Annuities zig when stocks zag.
So do permanent life policies, and the tax rules are different.
Today, clients who are nearing retirement age face a climate of uncertainty.
With inflation at historic levels, climbing interest rates, and market whipsawing, it’s a tumultuous time to plan for the long-term. The markets did well in the second quarter, but who knows what will happen in the third quarter? Or the fourth quarter?
To reassure their clients and provide ballast as part of thoughtfully constructed portfolios, advisors would be wise to consider permanent life insurance, a tax-advantaged vehicle for protection that fits a number of client needs.
While not an all-purpose solution, permanent life insurance can be a meaningful part of a financial plan to help convert yesterday’s market gains and today’s careful savings into tomorrow’s safe and reliable retirement.

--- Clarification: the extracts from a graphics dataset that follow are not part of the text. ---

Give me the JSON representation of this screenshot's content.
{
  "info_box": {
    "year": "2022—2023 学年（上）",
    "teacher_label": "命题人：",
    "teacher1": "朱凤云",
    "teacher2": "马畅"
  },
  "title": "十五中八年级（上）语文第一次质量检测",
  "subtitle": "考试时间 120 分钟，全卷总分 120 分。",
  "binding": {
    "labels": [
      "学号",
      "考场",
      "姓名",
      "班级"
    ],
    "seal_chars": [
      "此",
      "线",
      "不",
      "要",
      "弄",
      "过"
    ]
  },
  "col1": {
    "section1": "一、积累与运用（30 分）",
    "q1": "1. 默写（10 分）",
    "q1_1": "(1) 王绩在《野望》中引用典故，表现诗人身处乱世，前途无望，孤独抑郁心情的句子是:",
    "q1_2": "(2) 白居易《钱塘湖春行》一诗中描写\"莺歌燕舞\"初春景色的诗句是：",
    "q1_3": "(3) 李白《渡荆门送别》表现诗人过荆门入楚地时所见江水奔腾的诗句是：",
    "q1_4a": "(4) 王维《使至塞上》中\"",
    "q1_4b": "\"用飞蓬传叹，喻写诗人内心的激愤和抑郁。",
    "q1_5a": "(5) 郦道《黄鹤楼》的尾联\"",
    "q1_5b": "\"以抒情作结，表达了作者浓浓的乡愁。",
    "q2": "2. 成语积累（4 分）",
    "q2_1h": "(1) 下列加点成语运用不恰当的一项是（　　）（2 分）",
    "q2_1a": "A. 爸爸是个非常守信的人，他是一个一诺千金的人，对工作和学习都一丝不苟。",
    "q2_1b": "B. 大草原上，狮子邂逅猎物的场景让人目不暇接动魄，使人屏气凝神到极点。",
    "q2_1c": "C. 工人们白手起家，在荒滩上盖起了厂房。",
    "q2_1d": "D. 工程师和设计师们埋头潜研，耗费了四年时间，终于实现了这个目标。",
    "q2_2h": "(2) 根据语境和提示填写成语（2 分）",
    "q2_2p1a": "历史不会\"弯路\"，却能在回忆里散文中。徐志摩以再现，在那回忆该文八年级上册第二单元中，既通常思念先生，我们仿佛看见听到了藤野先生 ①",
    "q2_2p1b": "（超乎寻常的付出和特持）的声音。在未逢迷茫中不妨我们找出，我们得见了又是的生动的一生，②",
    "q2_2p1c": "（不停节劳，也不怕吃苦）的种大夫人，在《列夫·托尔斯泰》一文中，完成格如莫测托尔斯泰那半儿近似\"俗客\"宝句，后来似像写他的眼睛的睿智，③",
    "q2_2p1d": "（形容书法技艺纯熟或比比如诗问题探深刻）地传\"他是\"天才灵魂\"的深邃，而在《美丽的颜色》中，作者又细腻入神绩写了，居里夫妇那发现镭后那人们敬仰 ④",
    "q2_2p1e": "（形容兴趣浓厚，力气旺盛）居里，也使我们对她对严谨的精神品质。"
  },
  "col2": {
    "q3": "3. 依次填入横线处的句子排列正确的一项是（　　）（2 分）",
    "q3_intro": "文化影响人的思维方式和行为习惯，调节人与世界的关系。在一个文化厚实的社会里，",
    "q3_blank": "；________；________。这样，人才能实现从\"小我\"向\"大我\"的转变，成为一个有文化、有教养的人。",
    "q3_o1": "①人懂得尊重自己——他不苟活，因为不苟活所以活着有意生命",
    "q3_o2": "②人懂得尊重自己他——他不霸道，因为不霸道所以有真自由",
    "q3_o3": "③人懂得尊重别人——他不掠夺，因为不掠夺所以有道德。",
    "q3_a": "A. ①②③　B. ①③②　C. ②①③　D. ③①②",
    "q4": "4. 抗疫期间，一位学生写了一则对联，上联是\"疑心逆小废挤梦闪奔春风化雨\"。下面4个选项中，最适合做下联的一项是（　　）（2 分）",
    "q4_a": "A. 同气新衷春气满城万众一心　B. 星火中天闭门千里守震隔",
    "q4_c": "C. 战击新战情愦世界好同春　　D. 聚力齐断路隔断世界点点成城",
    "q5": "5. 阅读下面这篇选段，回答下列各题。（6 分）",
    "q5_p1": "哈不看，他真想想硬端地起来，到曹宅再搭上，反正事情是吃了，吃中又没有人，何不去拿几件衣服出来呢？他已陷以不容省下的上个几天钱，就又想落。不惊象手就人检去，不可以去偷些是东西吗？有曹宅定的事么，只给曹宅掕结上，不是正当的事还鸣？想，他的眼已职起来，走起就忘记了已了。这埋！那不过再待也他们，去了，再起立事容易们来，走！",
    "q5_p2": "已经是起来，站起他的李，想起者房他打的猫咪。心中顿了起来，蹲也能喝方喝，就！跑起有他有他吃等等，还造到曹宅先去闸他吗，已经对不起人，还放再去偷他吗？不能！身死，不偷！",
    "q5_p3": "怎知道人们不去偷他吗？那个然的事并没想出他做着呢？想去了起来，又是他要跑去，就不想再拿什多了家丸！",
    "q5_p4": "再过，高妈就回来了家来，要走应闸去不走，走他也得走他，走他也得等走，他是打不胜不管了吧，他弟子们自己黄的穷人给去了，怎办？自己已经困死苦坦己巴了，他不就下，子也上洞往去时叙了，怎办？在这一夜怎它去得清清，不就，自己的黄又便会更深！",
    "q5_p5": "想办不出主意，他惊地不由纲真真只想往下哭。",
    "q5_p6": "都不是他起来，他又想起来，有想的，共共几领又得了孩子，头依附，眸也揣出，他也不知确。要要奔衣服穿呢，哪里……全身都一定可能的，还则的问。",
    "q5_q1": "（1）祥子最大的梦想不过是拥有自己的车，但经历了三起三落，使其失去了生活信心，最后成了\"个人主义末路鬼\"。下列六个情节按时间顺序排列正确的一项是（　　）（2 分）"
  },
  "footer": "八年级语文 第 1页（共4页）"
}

While life insurance isn’t an asset class per se, there is a ripe opportunity for advisors to use it as a potent planning tool.
A Beacon of Hope
As the Fed has continued to raise rates, depressing the yields of otherwise safe investments, many retirement savers are understandably worried.
Last year, investors struggled to find a safe haven as bond markets experienced their “worst annual performance since the inception of Morningstar’s fixed-income indexes.”

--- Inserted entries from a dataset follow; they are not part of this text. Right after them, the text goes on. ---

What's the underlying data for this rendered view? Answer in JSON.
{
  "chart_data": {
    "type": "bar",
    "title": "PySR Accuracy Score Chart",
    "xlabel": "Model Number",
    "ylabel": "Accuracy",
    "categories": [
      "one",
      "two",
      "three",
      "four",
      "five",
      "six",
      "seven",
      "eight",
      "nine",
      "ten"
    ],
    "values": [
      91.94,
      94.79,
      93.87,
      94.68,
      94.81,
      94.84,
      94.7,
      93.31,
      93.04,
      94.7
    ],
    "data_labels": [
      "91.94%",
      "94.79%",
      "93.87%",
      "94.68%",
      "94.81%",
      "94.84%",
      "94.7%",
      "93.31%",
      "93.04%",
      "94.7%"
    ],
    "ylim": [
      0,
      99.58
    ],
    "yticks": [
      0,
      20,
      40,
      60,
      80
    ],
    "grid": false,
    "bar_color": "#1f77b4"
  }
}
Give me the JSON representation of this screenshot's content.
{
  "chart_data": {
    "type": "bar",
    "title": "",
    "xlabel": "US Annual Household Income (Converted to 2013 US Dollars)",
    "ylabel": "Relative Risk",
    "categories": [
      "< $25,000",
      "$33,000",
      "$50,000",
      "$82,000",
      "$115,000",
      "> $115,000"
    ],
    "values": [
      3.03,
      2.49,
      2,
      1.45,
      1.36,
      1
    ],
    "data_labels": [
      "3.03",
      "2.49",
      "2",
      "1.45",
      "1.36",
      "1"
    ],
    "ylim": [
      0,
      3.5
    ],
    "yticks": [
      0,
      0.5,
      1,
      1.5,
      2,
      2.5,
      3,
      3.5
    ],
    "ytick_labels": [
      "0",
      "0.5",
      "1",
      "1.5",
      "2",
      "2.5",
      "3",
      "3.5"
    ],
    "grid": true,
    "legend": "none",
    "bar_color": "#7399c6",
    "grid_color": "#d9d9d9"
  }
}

Equities performed similarly, with analyst Meb Faber declaring that 2022 was “likely to be the worst year ever for a traditional 60/40 stocks and bonds portfolio.”
But even as the S&P fell nearly 20% last year, the cash value of virtually all permanent life insurance products remained fixed or had a positive return, preserving capital for investors.
Holders of these policies were better able to adhere to their plans, even as the value of their other investments fell.
The flexibility offered by these supplemental funds offered savers the ability to weather the storm.
One counterintuitive impact of higher interest rates is that, as traditionally safe investments face headwinds, the features and returns on life insurance policies become more competitive.
Rising rates lead carriers to increase benefits (such as no-lapse guarantees), as well as increase the crediting rates that cash value in life insurance policies grow, offering better risk-adjusted returns for many investors.
The Flexibility Edge
Like any financial planning tool, advisors must consider their clients’ individual situation and strike the right balance when recommending an insurance strategy.
Clients with straightforward protection needs may benefit most from the comparatively lower initial premiums that term insurance offers.
For clients with more complex needs, though, term insurance’s lack of cash value accumulation and the potential for higher premiums upon renewal can be limiting.
In these cases, permanent life insurance offers clients death benefit protection, cash value accumulation and flexibility for their retirement planning and emergency needs.
Clients can also fund a permanent policy upfront with a lump sum payment, building immediate cash value and potentially unlocking savings and estate planning benefits.
Not only can permanent life insurance be structured to protect savers from some downside risk, but the last few years have also shown that life paths are less linear than they were a decade ago.
There is no longer a one-size-fits-all (or most) model for planning for retirement.
Instead, as retirement timelines become more divergent, flexibility can be just as important as security.